St. Jakob, Dachau's parish church, was built in 1624–25 in late-Renaissance style on the foundations of a 13th-century Gothic structure. Baroque features and a characteristic onion dome were added in 1676–78. On the south wall you can admire a very fine sundial from 1699, which displays the month, the zodiac, and the time.

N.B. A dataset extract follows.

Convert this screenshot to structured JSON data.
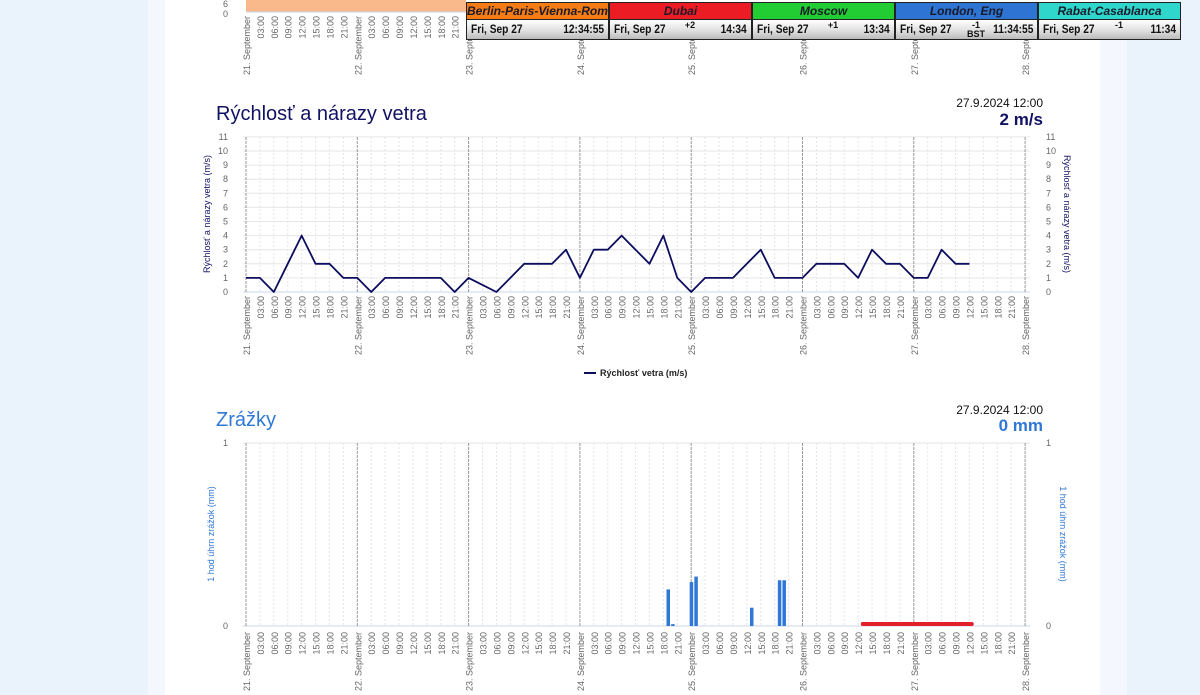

Theatinerkirche (St. Kajetan)

Altstadt

This glorious baroque church owes its Italian appearance to its founder, Princess Henriette Adelaide of Savoy, who commissioned it in gratitude for the long-awaited birth of her son and heir, Max Emanuel, in 1662. A native of Turin, the princess mistrusted Bavarian architects and builders and thus summoned Agostino Barelli, a master builder from Bologna, to construct her church. It is modeled on Rome's Sant'Andrea della Valle. Barelli worked on the building for 12 years, but he was dismissed as too quarrelsome. It was another 100 years before the building was finished in a style similar to today's. Its striking yellow facade stands out, and its two lofty towers, topped by delightful cupolas, frame the entrance, with the central dome at the back. The superb stucco work on the inside has a remarkably light feeling owing to its brilliant white color. The expansive Odeonsplatz in front of the Feldherrnhalle and Theatinerkirche is often used for outdoor stage events.